Assume that the random variable $U$ follows the exponential distribution with parameter $\lambda$; also, suppose that random variable $X$ follows the general distribution $f_X(x)$. For $U>X>0$, i try to find distribution of $V=U-X$ as follows:
$$ \begin{split} H_V(z) &=P(U-X \leq z|U>X)=\frac{P(X<U\le X+z)}{P(U>X)}\\ P(X<U\le X+z) &= \int_0^\infty P(X<U<X+z|X=x)f_X(x)dx \\ &= \int_0^\infty P(x<U<x+z)f_X(x)dx \\ &= \int_0^\infty e^{-\lambda x }(1-e^{-\lambda z})f_X(x)dx \\ &= \left(1-e^{-\lambda z}\right) \int_0^\infty e^{-\lambda x }f_X(x)dx \end{split} $$ Also: $$ \begin{split} P(U>X) &= \int_0^\infty P(U>X|X=x)f_X(x)dx \\ &= \int_0^\infty P(U>x)f_X(x)dx \\ &= \int_0^\infty e^{-\lambda x}f_X(x)dx \end{split} $$
Therefore we have:
$$ H_V(z) = P(U-X \leq z|U>X) = \frac{(1-e^{-\lambda z})\int_0^\infty e^{-\lambda x }f_X(x)dx} {\int_0^\infty e^{-\lambda x}f_X(x)dx} = 1-e^{-\lambda z} $$
and
$$h_v(z)=\frac{dH_V(z)}{dz}$$
This is true if the variables are not dependent. But if the variables are dependent, this relationship is not correct. For example for $X=\frac{U}{2}$ then $V=U-X=\frac{U}{2}$, which follows exponential distribution with parameter $\frac{\lambda}{2}$.

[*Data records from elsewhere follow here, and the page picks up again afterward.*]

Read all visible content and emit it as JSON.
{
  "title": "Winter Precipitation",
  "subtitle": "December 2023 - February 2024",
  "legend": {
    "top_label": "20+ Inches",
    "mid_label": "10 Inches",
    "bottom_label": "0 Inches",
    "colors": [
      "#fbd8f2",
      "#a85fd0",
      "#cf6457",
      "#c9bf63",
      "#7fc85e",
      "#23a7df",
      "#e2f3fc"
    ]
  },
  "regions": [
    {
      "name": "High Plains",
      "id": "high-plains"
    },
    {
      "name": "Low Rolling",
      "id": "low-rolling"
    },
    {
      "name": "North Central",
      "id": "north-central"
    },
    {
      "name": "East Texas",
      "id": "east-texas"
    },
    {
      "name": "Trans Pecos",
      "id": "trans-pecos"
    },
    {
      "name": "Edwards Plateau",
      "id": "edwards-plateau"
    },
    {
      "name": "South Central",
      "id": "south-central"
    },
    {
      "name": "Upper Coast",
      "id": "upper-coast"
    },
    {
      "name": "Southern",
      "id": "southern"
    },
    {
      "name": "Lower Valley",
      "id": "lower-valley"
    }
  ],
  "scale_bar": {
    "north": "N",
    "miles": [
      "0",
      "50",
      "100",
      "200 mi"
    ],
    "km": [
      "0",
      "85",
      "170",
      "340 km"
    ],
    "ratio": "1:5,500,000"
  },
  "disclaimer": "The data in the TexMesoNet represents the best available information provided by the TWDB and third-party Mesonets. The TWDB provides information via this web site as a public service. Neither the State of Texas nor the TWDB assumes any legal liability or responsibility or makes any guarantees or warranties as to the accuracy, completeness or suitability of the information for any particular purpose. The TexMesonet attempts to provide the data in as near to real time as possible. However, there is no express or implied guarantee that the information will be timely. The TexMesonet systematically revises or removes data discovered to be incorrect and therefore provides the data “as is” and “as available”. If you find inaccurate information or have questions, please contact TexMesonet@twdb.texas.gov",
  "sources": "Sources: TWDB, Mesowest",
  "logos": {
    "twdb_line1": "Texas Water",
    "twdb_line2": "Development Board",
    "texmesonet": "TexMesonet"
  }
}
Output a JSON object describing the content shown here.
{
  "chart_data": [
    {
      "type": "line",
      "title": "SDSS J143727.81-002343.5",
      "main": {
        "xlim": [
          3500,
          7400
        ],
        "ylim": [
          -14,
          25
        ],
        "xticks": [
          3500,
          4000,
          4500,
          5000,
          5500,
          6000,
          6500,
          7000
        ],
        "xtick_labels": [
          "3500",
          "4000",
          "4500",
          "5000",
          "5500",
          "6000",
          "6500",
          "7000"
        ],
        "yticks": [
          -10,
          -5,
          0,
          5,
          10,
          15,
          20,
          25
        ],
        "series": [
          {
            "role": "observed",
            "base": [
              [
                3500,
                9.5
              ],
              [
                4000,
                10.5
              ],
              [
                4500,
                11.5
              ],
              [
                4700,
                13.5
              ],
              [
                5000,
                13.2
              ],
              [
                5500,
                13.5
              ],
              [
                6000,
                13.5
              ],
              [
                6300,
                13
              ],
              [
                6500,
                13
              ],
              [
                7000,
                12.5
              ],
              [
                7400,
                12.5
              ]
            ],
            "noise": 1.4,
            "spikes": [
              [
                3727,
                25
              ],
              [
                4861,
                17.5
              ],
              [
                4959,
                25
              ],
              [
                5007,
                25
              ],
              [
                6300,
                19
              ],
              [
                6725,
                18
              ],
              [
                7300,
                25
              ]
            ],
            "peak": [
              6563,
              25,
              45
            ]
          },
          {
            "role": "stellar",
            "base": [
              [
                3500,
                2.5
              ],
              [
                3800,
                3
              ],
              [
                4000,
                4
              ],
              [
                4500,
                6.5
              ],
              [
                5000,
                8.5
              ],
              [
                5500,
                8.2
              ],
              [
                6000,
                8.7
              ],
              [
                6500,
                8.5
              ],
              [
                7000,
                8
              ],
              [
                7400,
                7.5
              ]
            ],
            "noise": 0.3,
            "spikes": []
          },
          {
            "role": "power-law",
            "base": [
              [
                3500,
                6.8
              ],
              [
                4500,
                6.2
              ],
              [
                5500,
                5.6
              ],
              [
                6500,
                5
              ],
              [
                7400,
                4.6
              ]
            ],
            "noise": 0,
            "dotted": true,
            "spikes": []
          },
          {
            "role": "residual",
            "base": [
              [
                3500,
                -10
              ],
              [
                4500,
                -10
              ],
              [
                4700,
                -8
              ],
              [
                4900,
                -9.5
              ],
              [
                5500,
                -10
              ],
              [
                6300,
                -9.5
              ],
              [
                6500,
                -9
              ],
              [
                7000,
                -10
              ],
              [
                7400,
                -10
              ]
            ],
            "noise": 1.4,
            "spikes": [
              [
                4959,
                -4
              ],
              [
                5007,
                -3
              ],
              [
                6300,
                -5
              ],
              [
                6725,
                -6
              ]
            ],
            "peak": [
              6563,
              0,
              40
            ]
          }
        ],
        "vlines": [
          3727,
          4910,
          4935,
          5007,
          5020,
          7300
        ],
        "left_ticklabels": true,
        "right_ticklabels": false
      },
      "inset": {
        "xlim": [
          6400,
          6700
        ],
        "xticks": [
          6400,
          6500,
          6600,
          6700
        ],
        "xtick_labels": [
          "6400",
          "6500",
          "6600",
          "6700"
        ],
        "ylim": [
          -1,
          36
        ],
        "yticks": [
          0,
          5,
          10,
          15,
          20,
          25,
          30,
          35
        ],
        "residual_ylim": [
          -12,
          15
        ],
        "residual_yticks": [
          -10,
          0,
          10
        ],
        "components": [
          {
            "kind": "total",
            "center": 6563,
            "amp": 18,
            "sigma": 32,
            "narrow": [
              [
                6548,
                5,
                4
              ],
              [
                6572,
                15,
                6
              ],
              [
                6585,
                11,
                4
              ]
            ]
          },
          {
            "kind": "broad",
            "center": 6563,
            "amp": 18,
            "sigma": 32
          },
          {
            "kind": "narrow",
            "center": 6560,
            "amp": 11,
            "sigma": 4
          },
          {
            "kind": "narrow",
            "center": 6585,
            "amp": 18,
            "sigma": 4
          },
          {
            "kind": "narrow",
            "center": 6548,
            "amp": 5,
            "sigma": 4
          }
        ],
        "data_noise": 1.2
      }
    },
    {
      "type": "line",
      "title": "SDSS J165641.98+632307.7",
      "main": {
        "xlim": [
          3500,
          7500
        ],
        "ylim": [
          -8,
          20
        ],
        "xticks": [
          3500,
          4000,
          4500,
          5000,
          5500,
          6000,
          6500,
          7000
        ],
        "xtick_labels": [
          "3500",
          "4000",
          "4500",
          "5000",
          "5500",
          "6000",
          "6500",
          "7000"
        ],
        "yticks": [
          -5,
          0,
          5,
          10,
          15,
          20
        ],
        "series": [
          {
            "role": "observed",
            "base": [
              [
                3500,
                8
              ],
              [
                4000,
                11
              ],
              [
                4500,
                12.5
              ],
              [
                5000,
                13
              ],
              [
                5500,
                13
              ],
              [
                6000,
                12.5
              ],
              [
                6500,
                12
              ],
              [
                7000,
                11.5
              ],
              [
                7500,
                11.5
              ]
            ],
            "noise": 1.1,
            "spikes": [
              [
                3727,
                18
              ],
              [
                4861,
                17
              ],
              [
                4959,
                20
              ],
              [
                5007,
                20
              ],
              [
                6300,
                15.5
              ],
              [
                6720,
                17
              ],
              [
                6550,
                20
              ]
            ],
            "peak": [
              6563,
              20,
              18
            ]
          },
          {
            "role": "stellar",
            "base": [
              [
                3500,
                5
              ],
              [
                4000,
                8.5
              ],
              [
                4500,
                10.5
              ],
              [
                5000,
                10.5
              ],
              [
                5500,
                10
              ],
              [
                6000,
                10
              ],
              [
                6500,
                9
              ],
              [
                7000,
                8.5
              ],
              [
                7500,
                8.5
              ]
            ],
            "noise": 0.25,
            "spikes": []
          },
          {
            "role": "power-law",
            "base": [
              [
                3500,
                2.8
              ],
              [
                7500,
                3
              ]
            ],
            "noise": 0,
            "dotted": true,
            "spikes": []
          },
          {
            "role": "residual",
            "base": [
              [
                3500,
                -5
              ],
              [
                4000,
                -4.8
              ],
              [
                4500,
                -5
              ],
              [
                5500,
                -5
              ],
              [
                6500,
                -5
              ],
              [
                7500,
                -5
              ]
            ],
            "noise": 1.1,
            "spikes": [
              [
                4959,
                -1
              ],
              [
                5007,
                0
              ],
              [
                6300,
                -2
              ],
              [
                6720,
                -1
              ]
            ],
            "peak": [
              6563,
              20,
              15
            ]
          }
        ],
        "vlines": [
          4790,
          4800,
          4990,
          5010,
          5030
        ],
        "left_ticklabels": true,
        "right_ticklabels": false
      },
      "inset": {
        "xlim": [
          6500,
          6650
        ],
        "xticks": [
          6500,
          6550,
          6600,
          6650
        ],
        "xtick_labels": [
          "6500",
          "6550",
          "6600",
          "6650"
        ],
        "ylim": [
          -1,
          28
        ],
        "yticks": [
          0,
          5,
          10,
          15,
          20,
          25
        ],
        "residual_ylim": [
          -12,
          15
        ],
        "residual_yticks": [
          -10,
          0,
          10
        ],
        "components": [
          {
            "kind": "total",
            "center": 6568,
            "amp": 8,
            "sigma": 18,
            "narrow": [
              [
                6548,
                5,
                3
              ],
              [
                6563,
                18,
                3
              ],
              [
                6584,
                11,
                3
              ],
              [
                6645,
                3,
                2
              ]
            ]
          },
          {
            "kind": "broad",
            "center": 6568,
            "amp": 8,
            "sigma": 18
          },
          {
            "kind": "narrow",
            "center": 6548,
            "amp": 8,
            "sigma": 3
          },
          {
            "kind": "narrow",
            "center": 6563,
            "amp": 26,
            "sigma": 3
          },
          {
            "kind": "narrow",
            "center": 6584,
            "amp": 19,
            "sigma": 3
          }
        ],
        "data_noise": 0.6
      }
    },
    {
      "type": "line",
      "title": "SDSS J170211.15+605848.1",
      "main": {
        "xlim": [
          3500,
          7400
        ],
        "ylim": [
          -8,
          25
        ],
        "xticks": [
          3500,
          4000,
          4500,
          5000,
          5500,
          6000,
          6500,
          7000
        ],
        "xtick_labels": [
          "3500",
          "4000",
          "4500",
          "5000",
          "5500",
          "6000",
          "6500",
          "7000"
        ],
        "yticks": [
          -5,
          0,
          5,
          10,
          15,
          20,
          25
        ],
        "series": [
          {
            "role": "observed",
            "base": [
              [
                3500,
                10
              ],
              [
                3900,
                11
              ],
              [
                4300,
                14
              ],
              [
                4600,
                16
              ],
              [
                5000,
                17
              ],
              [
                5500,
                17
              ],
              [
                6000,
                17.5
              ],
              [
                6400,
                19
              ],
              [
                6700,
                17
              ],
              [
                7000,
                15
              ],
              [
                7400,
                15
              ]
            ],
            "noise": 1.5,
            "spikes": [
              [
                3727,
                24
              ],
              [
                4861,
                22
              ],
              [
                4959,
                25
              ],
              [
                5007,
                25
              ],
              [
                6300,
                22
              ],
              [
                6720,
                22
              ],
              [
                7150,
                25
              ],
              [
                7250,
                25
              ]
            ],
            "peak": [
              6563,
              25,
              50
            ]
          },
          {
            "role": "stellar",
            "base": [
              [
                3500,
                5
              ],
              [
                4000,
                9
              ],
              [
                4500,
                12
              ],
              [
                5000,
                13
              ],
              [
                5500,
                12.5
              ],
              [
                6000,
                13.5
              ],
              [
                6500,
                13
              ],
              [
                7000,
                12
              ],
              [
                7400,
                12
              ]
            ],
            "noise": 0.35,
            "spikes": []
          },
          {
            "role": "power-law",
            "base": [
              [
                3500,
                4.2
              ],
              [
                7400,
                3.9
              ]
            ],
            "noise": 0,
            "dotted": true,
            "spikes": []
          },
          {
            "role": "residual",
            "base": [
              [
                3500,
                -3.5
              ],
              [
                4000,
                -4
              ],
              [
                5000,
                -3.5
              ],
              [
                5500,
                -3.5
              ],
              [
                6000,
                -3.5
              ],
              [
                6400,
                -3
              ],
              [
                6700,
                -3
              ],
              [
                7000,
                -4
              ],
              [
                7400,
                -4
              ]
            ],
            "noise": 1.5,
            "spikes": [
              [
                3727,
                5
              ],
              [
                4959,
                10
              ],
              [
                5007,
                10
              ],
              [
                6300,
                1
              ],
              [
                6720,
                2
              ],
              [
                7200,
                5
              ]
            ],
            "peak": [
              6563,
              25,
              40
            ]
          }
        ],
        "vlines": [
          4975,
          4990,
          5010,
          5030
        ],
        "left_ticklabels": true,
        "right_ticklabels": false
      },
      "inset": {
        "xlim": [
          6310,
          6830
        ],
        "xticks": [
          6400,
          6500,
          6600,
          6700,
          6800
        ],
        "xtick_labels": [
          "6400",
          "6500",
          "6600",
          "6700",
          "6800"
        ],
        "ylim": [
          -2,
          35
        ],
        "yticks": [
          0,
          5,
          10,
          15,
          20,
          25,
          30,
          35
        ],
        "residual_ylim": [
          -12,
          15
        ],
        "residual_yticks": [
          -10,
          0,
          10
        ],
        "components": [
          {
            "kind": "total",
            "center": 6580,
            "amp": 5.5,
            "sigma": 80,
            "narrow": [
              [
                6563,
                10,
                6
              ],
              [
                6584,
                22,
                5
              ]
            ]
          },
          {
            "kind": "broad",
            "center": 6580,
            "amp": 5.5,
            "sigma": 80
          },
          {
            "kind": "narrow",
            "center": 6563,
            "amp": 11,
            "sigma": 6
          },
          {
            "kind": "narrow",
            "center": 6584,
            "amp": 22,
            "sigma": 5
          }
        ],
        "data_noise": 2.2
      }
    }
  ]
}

Therefore, for dependent variables $U$ and $X$ can I say that $V=U-X$ still follows an exponential probability distribution but with a different parameter? if yes or not, how to prove it.
You statement is a little imprecise because when you write
it's not clear if that's a sure event, an event that the random variables verify a priori with probability one (that is $P(U> X)=P(X> 0)=1$) or not. (For example, the event $U>0$ is indeed a sure event).
What follows seems to imply that $U> X$ is not a sure event, only a condition. But what about the other event ($X>0$)?. If that's also a condition, you should write it down as such. Elsewhere, you should stipulate that $f_X$ is not totally general but restricted to positive values. Otherwise the limit of the first integral would be wrong.
Assuming the second alternative ($f_X$ is restricted to $\mathbb R_{>0}$), your result is correct (I don't know why you write $z$ instead of $v$ but that's not important) but also not surprising. If $U$ is exponential then it's memoryless , so thant $P(U>a+b|U>b)=P(U>a)$. And your result amounts to $$P(U> X+ z \mid U>X)=P(U>z)$$ which is an interesting generalization (already seen here), but basically the same thing.
Now, this is only true when $U,X$ are independent, because elsewhere the conditioning event would give some more (or less) information about $U$.
A simple counterexample. Let $X=\frac12 U$ (another exponential). Then the condition is a sure event, it can be dismissed and we get $$P(U> X+ z \mid U>X) =P(U> \frac12 U+ z)=P(U>2z) \ne P(U>z) $$